A. Extubation and Airway Vigilance

  1. Prolonged Intubation
      • Keep the endotracheal tube in place until the patient is actively swallowing and rejecting the tube. Brachycephalics often need more time to protect their airway.
  1. Positioning
      • Recover in sternal recumbency, with head elevated but nose tilted slightly downward so fluid drains away from the airway.
  1. Monitoring
      • Dedicated staff to watch for airway obstruction, cyanosis, or respiratory distress.
      • SpO₂ monitoring; consider supplemental oxygen (e.g., via flow-by or nasal cannula).
  1. Possible Complications
      • Be ready to re-intubate quickly if needed. Have fresh ET tubes, a functioning laryngoscope, and induction drugs ready.
      • Consider low-dose steroids if signs of airway swelling.
      • Have an emergency tracheostomy kit available if severe obstruction occurs.

B. Pain & Sedation

  1. Post-Op Analgesia
      • Continue opioids or switch to other analgesics if indicated.
      • NSAIDs if no contraindications and patient remains stable hemodynamically and gastrointestinely.
  1. Managing Anxiety or Panting
      • Panting can be due to opioids, pain, or stress.
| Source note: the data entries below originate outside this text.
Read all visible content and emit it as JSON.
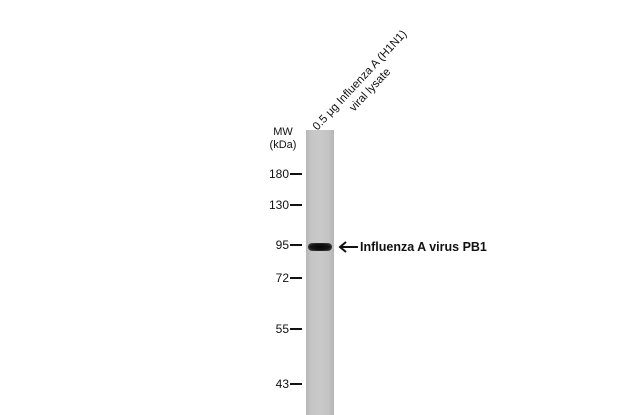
{
  "lane": {
    "line1": "0.5 μg Influenza A (H1N1)",
    "line2": "viral lysate"
  },
  "mw_header": {
    "line1": "MW",
    "line2": "(kDa)"
  },
  "markers": [
    "180",
    "130",
    "95",
    "72",
    "55",
    "43"
  ],
  "band": {
    "label": "Influenza A virus PB1",
    "arrow_icon": "left-arrow-icon"
  }
}
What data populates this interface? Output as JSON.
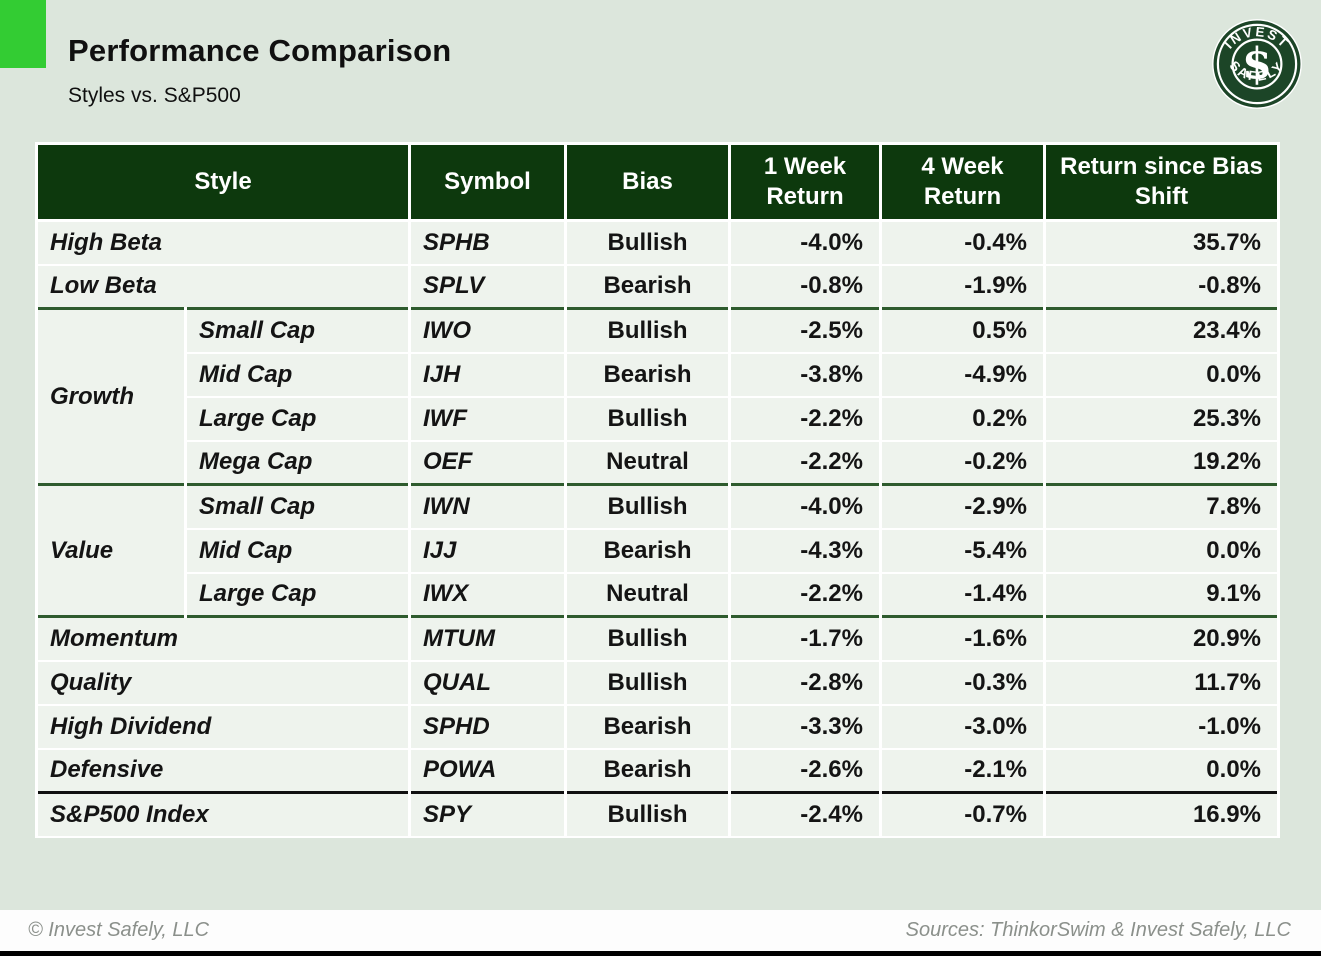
{
  "page": {
    "title": "Performance Comparison",
    "subtitle": "Styles vs. S&P500"
  },
  "logo": {
    "arc_top": "INVEST",
    "arc_bottom": "SAFELY",
    "monogram": "$"
  },
  "chart_data": {
    "type": "table",
    "title": "Performance Comparison",
    "subtitle": "Styles vs. S&P500",
    "columns": [
      "Style",
      "Symbol",
      "Bias",
      "1 Week Return",
      "4 Week Return",
      "Return since Bias Shift"
    ],
    "rows": [
      {
        "style": "High Beta",
        "symbol": "SPHB",
        "bias": "Bullish",
        "week1": "-4.0%",
        "week4": "-0.4%",
        "since_shift": "35.7%"
      },
      {
        "style": "Low Beta",
        "symbol": "SPLV",
        "bias": "Bearish",
        "week1": "-0.8%",
        "week4": "-1.9%",
        "since_shift": "-0.8%"
      },
      {
        "group": "Growth",
        "group_span": 4,
        "substyle": "Small Cap",
        "symbol": "IWO",
        "bias": "Bullish",
        "week1": "-2.5%",
        "week4": "0.5%",
        "since_shift": "23.4%",
        "separator": "green"
      },
      {
        "substyle": "Mid Cap",
        "symbol": "IJH",
        "bias": "Bearish",
        "week1": "-3.8%",
        "week4": "-4.9%",
        "since_shift": "0.0%"
      },
      {
        "substyle": "Large Cap",
        "symbol": "IWF",
        "bias": "Bullish",
        "week1": "-2.2%",
        "week4": "0.2%",
        "since_shift": "25.3%"
      },
      {
        "substyle": "Mega Cap",
        "symbol": "OEF",
        "bias": "Neutral",
        "week1": "-2.2%",
        "week4": "-0.2%",
        "since_shift": "19.2%"
      },
      {
        "group": "Value",
        "group_span": 3,
        "substyle": "Small Cap",
        "symbol": "IWN",
        "bias": "Bullish",
        "week1": "-4.0%",
        "week4": "-2.9%",
        "since_shift": "7.8%",
        "separator": "green"
      },
      {
        "substyle": "Mid Cap",
        "symbol": "IJJ",
        "bias": "Bearish",
        "week1": "-4.3%",
        "week4": "-5.4%",
        "since_shift": "0.0%"
      },
      {
        "substyle": "Large Cap",
        "symbol": "IWX",
        "bias": "Neutral",
        "week1": "-2.2%",
        "week4": "-1.4%",
        "since_shift": "9.1%"
      },
      {
        "style": "Momentum",
        "symbol": "MTUM",
        "bias": "Bullish",
        "week1": "-1.7%",
        "week4": "-1.6%",
        "since_shift": "20.9%",
        "separator": "green"
      },
      {
        "style": "Quality",
        "symbol": "QUAL",
        "bias": "Bullish",
        "week1": "-2.8%",
        "week4": "-0.3%",
        "since_shift": "11.7%"
      },
      {
        "style": "High Dividend",
        "symbol": "SPHD",
        "bias": "Bearish",
        "week1": "-3.3%",
        "week4": "-3.0%",
        "since_shift": "-1.0%"
      },
      {
        "style": "Defensive",
        "symbol": "POWA",
        "bias": "Bearish",
        "week1": "-2.6%",
        "week4": "-2.1%",
        "since_shift": "0.0%"
      },
      {
        "style": "S&P500 Index",
        "symbol": "SPY",
        "bias": "Bullish",
        "week1": "-2.4%",
        "week4": "-0.7%",
        "since_shift": "16.9%",
        "separator": "black"
      }
    ],
    "legend": "off",
    "grid": "white gridlines on light green cells"
  },
  "footer": {
    "left": "© Invest Safely, LLC",
    "right": "Sources: ThinkorSwim & Invest Safely, LLC"
  },
  "theme": {
    "page_bg": "#dce6dc",
    "accent_square": "#33cc33",
    "header_bg": "#0d390d",
    "cell_bg": "#eef3ed",
    "bullish_green": "#107e10",
    "bearish_red": "#f90d0b",
    "neutral_gray": "#a6a6a6",
    "section_divider_green": "#2e5b2e",
    "bottom_bar_black": "#000000",
    "logo_green": "#1c4527",
    "footer_gray": "#8b908b"
  }
}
Low doses of a sedative (e.g., acepromazine) or partial opioid reversals (e.g., small dose of butorphanol if a full mu was used) can help.
      • Keep the environment quiet and calm to reduce stress and hyperventilation.

C. Client Communication

  • Discuss risk of airway obstruction, need for re-intubation or tracheostomy, and potential for unplanned interventions in recovery.
  • Emphasize that close monitoring is critical for a safe outcome and that sedation or intubation may be extended if airway swelling or obstruction occurs.
  • Reinforce ongoing home GI protectants and any required follow-up for airway surgery if needed.

Key Takeaways

  • Preparation and Vigilance are critical at every stage (pre-op, intra-op, and post-op).
  • Multimodal Analgesia and individualized drug selection minimize cardiorespiratory compromise.
  • Airway Protection is paramount: avoid over-sedation, maintain intubation as long as possible, and be ready for emergencies.
  • GI Prophylaxis is important given brachycephalics’ propensity for reflux and aspiration.
  • Calm, monitored recovery with sternal positioning, slow extubation, and readiness for intervention is essential.
By applying these principles—thorough pre-operative assessment, careful anesthetic selection, and watchful post-operative monitoring—most brachycephalic patients can be safely anesthetized with good outcomes.